Joaquim Navarro a été matador amateur !
Emmanuel -  2005-09-12 17:14:50

Joaquim Navarro a été matador amateur !

Le Midi Libre du Mardi 15/5/92 nous parle de l'église catholique face aux corridas :

«Pour la première fois, Jean-Paul II a célébré hier une messe près de la Fracas de Touros, les arènes, à Angra- do-Heroismo, le chef lieu de l'île Terceira des Açores, au Portugal où il se trouve en visite pastorale depuis vendredi. «Cette place était la seule qui pouvait permettre à un nombre important de fidèles d'assister à la messe.
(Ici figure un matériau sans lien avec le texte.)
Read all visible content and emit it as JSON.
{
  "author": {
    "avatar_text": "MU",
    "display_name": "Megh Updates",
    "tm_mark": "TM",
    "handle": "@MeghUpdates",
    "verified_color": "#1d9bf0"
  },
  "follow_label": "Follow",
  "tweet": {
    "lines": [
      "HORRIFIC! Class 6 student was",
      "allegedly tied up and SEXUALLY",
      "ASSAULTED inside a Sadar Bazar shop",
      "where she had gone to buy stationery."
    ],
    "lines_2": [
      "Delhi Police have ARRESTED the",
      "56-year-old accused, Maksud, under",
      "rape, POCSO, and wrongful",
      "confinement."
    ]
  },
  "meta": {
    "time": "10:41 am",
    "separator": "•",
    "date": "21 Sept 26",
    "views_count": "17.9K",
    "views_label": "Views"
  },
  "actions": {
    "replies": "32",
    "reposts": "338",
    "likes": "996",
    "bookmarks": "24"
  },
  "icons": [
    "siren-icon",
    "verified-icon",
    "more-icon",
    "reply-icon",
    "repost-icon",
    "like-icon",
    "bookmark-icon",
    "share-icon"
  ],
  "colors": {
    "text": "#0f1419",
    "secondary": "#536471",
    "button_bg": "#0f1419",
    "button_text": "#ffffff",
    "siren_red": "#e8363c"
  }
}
Ce choix ne veut certes pas dire que le Pape voulait se prononcer au sujet de la corrida, même sans mise à mort, comme c'est le cas au Portugal» a commenté un prélat portugais. «Le porte-parole espagnol du pape, Joaquim Navarro, qui considère comme l'un de ses "péchés de jeunesse" d'avoir été matador amateur, a déclaré qu'une bulle pontificale remontant au XVe siècle se bornait à donner un avis moral sur ceux qui risquaient leur vie dans les jeux tauromachiques, sans pour autant condamner les corridas».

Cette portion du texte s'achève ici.